Si, comme le démontre une étude plus attentive de leur table, nos pères n’étaient pas les dévorans héroïques que l’on croit, si la consommation de chacun dans ces frairies anciennes, ne répondait pas du tout à la profusion des mets offerts, l’hospitalité culinaire atteignait un niveau inconnu de nos jours. Nos Crésus actuels ne se piquent plus d’entretenir un domestique innombrable, ni de nourrir quotidiennement une foule de convives, et leur dîner de famille ne diffère pas sensiblement de celui d’un bourgeois aisé.
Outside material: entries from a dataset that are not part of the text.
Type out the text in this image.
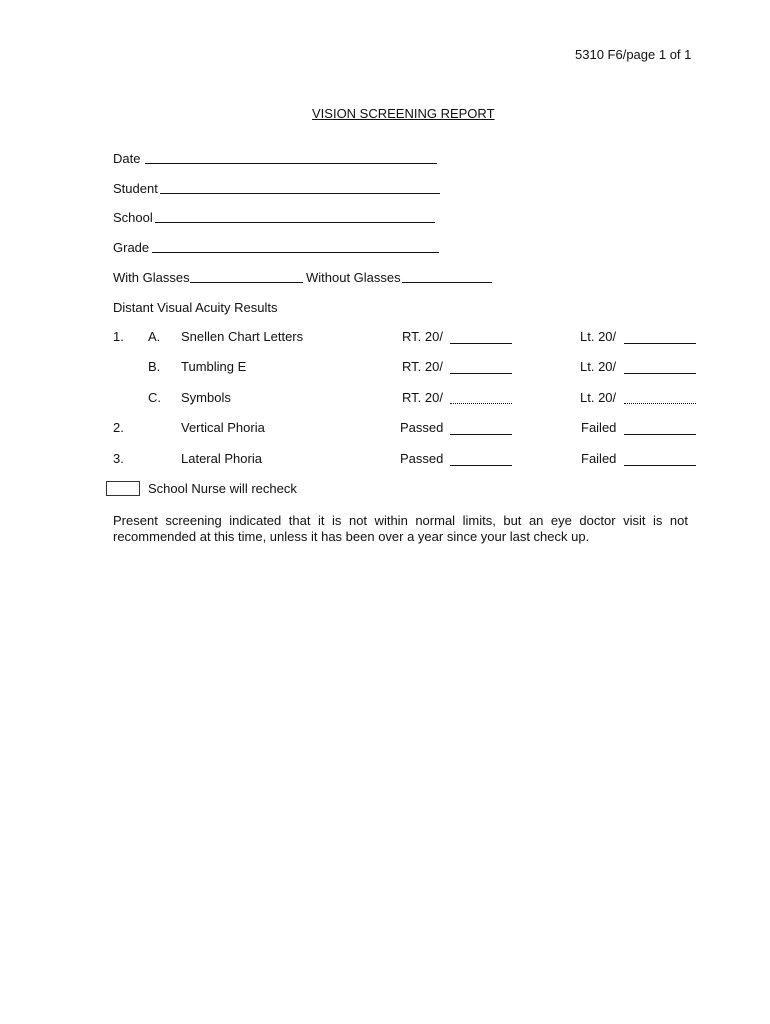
5310 F6/page 1 of 1
VISION SCREENING REPORT
Date
Student
School
Grade
With Glasses	Without Glasses
Distant Visual Acuity Results
1. A. Snellen Chart Letters	RT. 20/	Lt. 20/
B. Tumbling E	RT. 20/	Lt. 20/
C. Symbols	RT. 20/	Lt. 20/
2.	Vertical Phoria	Passed	Failed
3.	Lateral Phoria	Passed	Failed
School Nurse will recheck
Present screening indicated that it is not within normal limits, but an eye doctor visit is not recommended at this time, unless it has been over a year since your last check up.
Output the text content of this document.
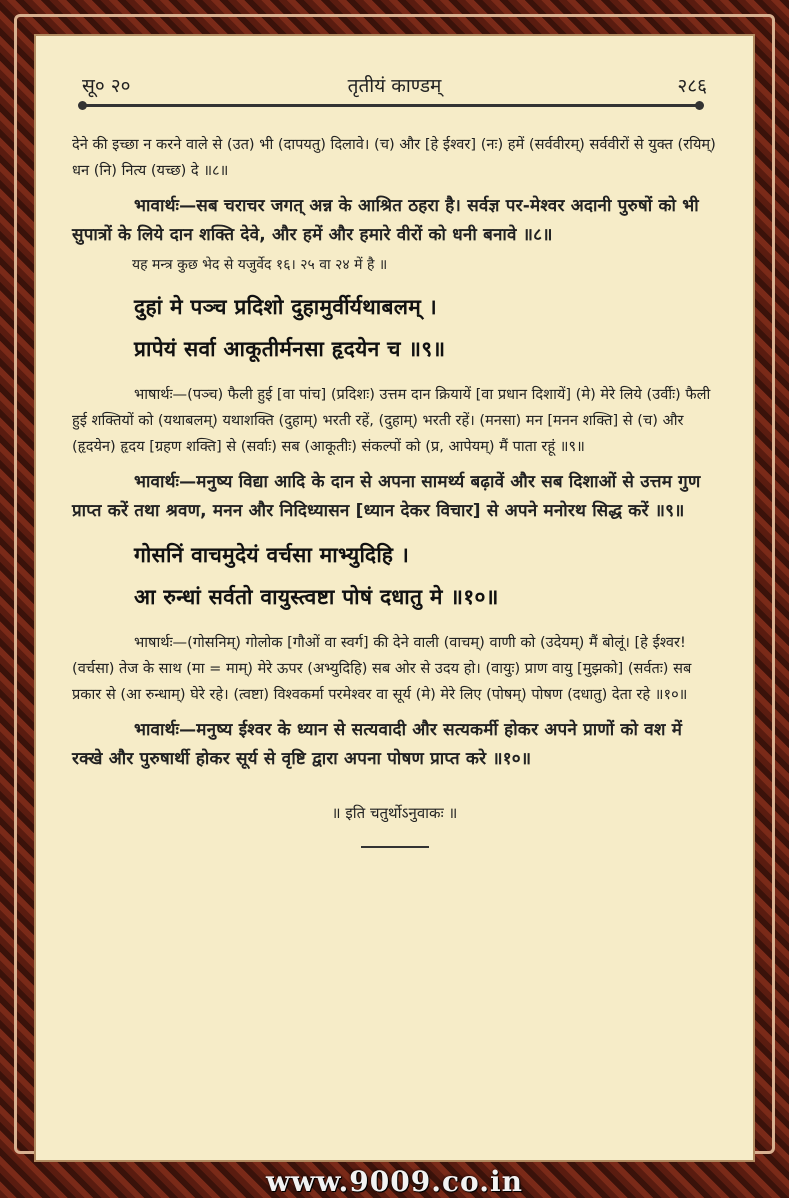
सू० २०	तृतीयं काण्डम्	२८६

देने की इच्छा न करने वाले से (उत) भी (दापयतु) दिलावे। (च) और [हे ईश्वर] (नः) हमें (सर्ववीरम्) सर्ववीरों से युक्त (रयिम्) धन (नि) नित्य (यच्छ) दे ॥८॥

भावार्थः—सब चराचर जगत् अन्न के आश्रित ठहरा है। सर्वज्ञ पर-मेश्वर अदानी पुरुषों को भी सुपात्रों के लिये दान शक्ति देवे, और हमें और हमारे वीरों को धनी बनावे ॥८॥

यह मन्त्र कुछ भेद से यजुर्वेद १६। २५ वा २४ में है ॥

दुहां मे पञ्च प्रदिशो दुहामुर्वीर्यथाबलम् ।

प्रापेयं सर्वा आकूतीर्मनसा हृदयेन च ॥९॥

भाषार्थः—(पञ्च) फैली हुई [वा पांच] (प्रदिशः) उत्तम दान क्रियायें [वा प्रधान दिशायें] (मे) मेरे लिये (उर्वीः) फैली हुई शक्तियों को (यथाबलम्) यथाशक्ति (दुहाम्) भरती रहें, (दुहाम्) भरती रहें। (मनसा) मन [मनन शक्ति] से (च) और (हृदयेन) हृदय [ग्रहण शक्ति] से (सर्वाः) सब (आकूतीः) संकल्पों को (प्र, आपेयम्) मैं पाता रहूं ॥९॥

भावार्थः—मनुष्य विद्या आदि के दान से अपना सामर्थ्य बढ़ावें और सब दिशाओं से उत्तम गुण प्राप्त करें तथा श्रवण, मनन और निदिध्यासन [ध्यान देकर विचार] से अपने मनोरथ सिद्ध करें ॥९॥

गोसनिं वाचमुदेयं वर्चसा माभ्युदिहि ।

आ रुन्धां सर्वतो वायुस्त्वष्टा पोषं दधातु मे ॥१०॥

भाषार्थः—(गोसनिम्) गोलोक [गौओं वा स्वर्ग] की देने वाली (वाचम्) वाणी को (उदेयम्) मैं बोलूं। [हे ईश्वर! (वर्चसा) तेज के साथ (मा = माम्) मेरे ऊपर (अभ्युदिहि) सब ओर से उदय हो। (वायुः) प्राण वायु [मुझको] (सर्वतः) सब प्रकार से (आ रुन्धाम्) घेरे रहे। (त्वष्टा) विश्वकर्मा परमेश्वर वा सूर्य (मे) मेरे लिए (पोषम्) पोषण (दधातु) देता रहे ॥१०॥

भावार्थः—मनुष्य ईश्वर के ध्यान से सत्यवादी और सत्यकर्मी होकर अपने प्राणों को वश में रक्खे और पुरुषार्थी होकर सूर्य से वृष्टि द्वारा अपना पोषण प्राप्त करे ॥१०॥

॥ इति चतुर्थोऽनुवाकः ॥

www.9009.co.in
« Manger sa fortune, » au sens propre du mot, n’est plus guère possible ; ce n’était pas une simple métaphore au temps où un certain rang comportait une maison ouverte. La table de Samuel Bernard lui coûtait, parait-il, pour le dîner seulement, 429 000 francs par an de notre monnaie[1]. Lorsque Gourville se chargea de mettre ordre aux affaires du grand Condé, il se trouva en présence de fournitures de vivres impayées qui montaient, en demande, à plus de 2 millions de francs. Elles dataient, il est vrai, du temps de la Fronde, où la suite du prince révolté constituait une petite armée, et les chiffres avaient dû être fortement majorés, puisqu’on « accommoda » le tout sans trop de peine pour 450 000 francs. Ce qui rendait la nourriture si onéreuse au châtelain du moyen âge aussi bien qu’au seigneur moderne, c’est le nombre des bouches perpétuellement à leur charge : chaque jour, chez tel personnage de distinction, sont dressées deux tables de 20 et 25 couverts, l’une tenue par le maître, l’autre présidée par son écuyer ou son secrétaire. Outre cet ordinaire, une cérémonie quelconque, un événement gai ou triste sert-il de prétexte à réunion, cette réunion comportera un festin obligatoire où s’assoiront des 200 et 300 personnes.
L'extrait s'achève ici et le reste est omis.